• March 28, 2024

A First-Gen Mexican Immigrant Explains Why He Wants Trump To Build A Wall

 A First-Gen Mexican Immigrant Explains Why He Wants Trump To Build A Wall

A man walks along the U.S.-Mexico border wall on February 22, 2015 in Tijuana, Mexico. (Sandy Huffaker/Getty Images)

Although Donald Trump’s immigration policies could one day force him and his family out of the United States, Mexican citizen David Perez supports the president-elect’s plan to crack down on enforcement and build a wall.

“What appeals to me about Trump is the same message that appeals to all Americans that voted for him,” Perez, 32, told The Daily Caller News Foundation. “Trump’s message is about putting America first and doing what’s best for the American people, even if it’s not the best for me.”

He’s a first generation immigrant from Mexico City now residing in Utah on a student visa.

A man walks along the U.S.-Mexico border wall on February 22, 2015 in Tijuana, Mexico. (Sandy Huffaker/Getty Images)
A man walks along the U.S.-Mexico border wall on February 22, 2015 in Tijuana, Mexico. (Sandy Huffaker/Getty Images)

“Some friends of mine make fun of me for supporting Trump and his ‘racist policies,’” he added. “But when we discuss it deeper and they think about it, they agree it’s natural to feel protective of your home.”

Perez moved to the United States for college after a couple from Idaho who had been teaching him English encouraged him to apply for a student visa. He got a bachelor’s degree in computer animation, and when he was unable to get legal permanent residence decided to go for a second degree on a student visa.

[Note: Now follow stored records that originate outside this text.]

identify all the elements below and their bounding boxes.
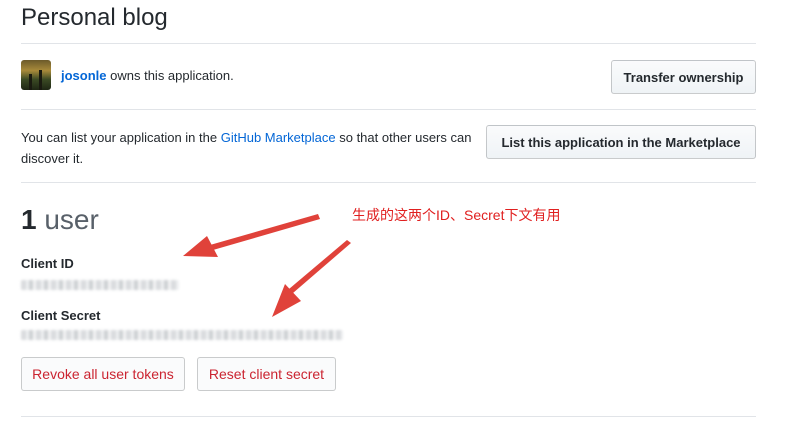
arrow-to-client-id: [183, 214, 320, 257]
annotation-arrows: [183, 214, 351, 317]
arrow-to-client-secret: [272, 240, 351, 317]
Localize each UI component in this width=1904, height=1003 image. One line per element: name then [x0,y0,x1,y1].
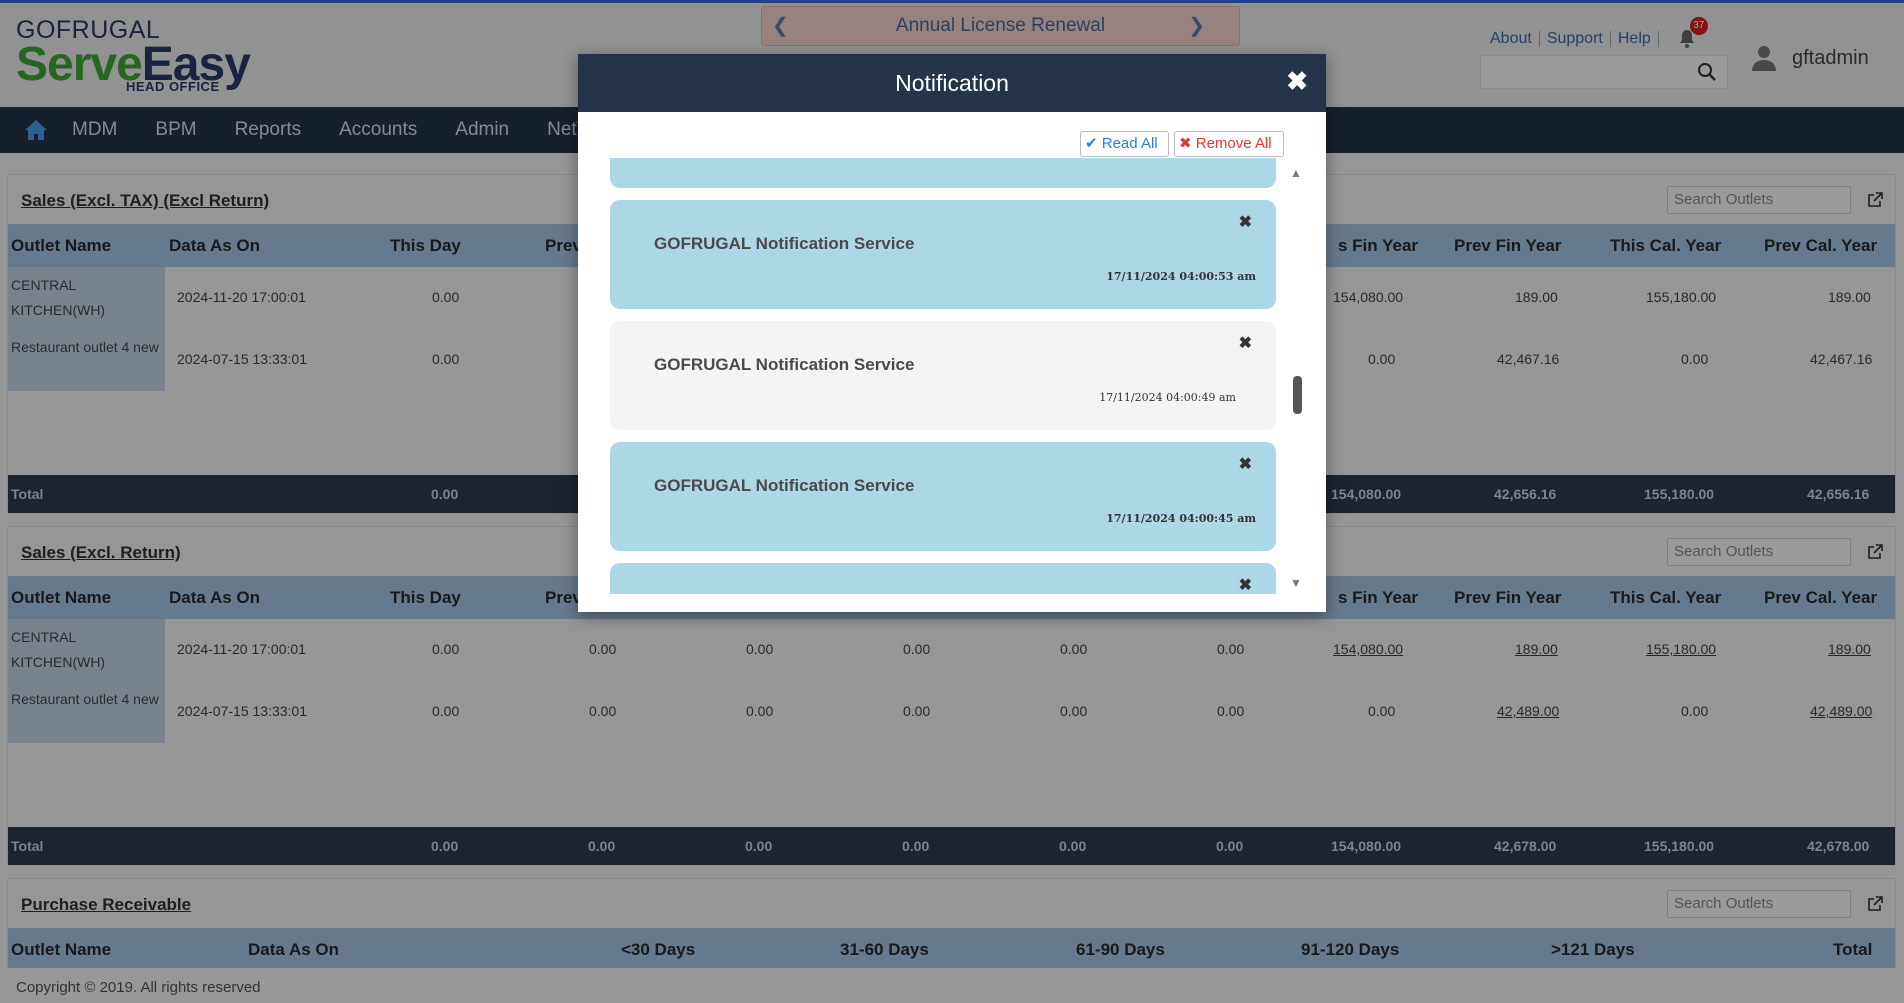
notification-card-partial[interactable] [610,158,1276,188]
modal-title: Notification [895,70,1009,96]
check-icon: ✔ [1085,135,1098,152]
notification-card[interactable]: ✖ GOFRUGAL Notification Service 17/11/20… [610,321,1276,430]
modal-header: Notification ✖ [578,54,1326,112]
notification-list[interactable]: ✖ GOFRUGAL Notification Service 17/11/20… [608,158,1276,594]
notification-card[interactable]: ✖ GOFRUGAL Notification Service 17/11/20… [610,442,1276,551]
scroll-down-icon[interactable]: ▼ [1290,576,1302,590]
notification-time: 17/11/2024 04:00:45 am [1106,512,1256,525]
notification-title: GOFRUGAL Notification Service [654,355,915,374]
notification-time: 17/11/2024 04:00:53 am [1106,270,1256,283]
close-icon[interactable]: ✖ [1286,66,1308,97]
dismiss-icon[interactable]: ✖ [1239,212,1252,232]
remove-all-label: Remove All [1195,135,1272,152]
read-all-label: Read All [1101,135,1158,152]
dismiss-icon[interactable]: ✖ [1239,333,1252,353]
dismiss-icon[interactable]: ✖ [1239,575,1252,594]
notification-time: 17/11/2024 04:00:49 am [1099,391,1236,404]
dismiss-icon[interactable]: ✖ [1239,454,1252,474]
notification-card[interactable]: ✖ GOFRUGAL Notification Service 17/11/20… [610,200,1276,309]
scrollbar-thumb[interactable] [1293,376,1302,414]
notification-modal: Notification ✖ ✔ Read All ✖ Remove All ✖… [578,54,1326,612]
scroll-up-icon[interactable]: ▲ [1290,166,1302,180]
notification-title: GOFRUGAL Notification Service [654,476,915,495]
notification-card-partial[interactable]: ✖ [610,563,1276,594]
notification-title: GOFRUGAL Notification Service [654,234,915,253]
read-all-button[interactable]: ✔ Read All [1080,131,1169,157]
remove-all-button[interactable]: ✖ Remove All [1174,131,1284,157]
close-icon: ✖ [1179,135,1192,152]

He’s now in his final year of a bachelor’s degree in business and marketing, and hopes to stay in the U.S. as long as he can, whether through more education or a job sponsorship program.

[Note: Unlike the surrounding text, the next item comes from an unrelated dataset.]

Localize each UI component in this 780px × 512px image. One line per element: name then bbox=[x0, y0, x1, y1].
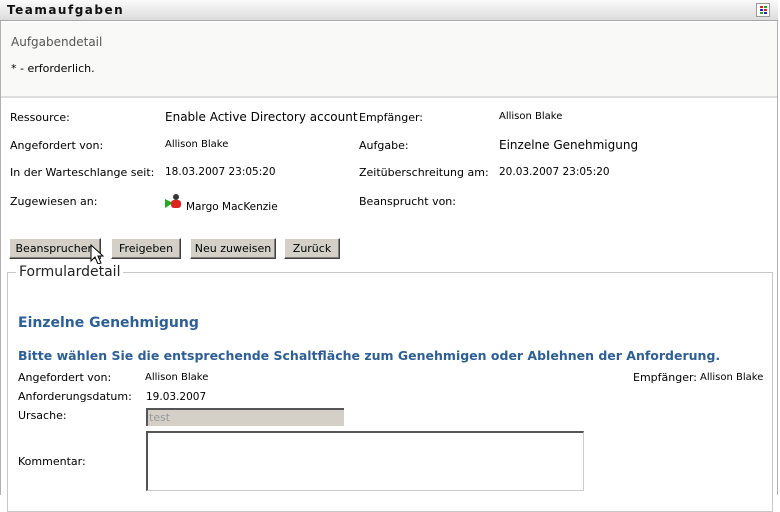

“I worry all the time, and it’s a point of constant stress for me and my family,” he told TheDCNF, regarding his prospects of staying in the country. “I anticipate staying for a couple more years.”

He is married to a Mexican citizen, and they have two U.S.-born children, ages 5 and 2. “I have lived in the U.S. for about 10 years now, and I have learned to love this country, the American people and their values,” he said. “I recognize the U.S. is what it is today because of hard working, law abiding people who have fought for doing what’s right.”

He hopes Trump will make it easier for people like him to come and live in the country legally, which he said is “tough” to do right now. Nevertheless, he says he and his wife believe they have no right to complain about immigration policies that put the interests of the country first.

“They run away from Mexico because it’s a country where laws don’t matter; corruption and crime run free from consequences,” he told TheDCNF, referring to his fellow Mexican immigrants. “I wish the best to anyone who comes here in search of a better life, but it doesn’t make sense to me to leave a country where the disregard of the law has made it the way it is, and then come to the U.S., and the first thing you do is disregard the laws of the land.”

Saying he felt “left behind in the cold,” by President Obama’s focus on helping illegal immigrants, Perez told TheDCNF he wants to see more of a conversation about legal immigrants and people like him on student visas. “For awhile there it seemed the best way to stay in the U.S. was to purposefully lose status to become illegal,” he said. “Shouldn’t it be the other way around?”

Trump has promised to build a wall and talked of deporting some of the 11 million or so illegal immigrants already in the country, but says he wants to embrace legal immigrants. “I want people to come in,” he said at a rally in November. “I want tremendous numbers of people to come in. And we’re going to have that big, beautiful door in the wall. But you know what? They have to come in through a process, they have to come in legally.”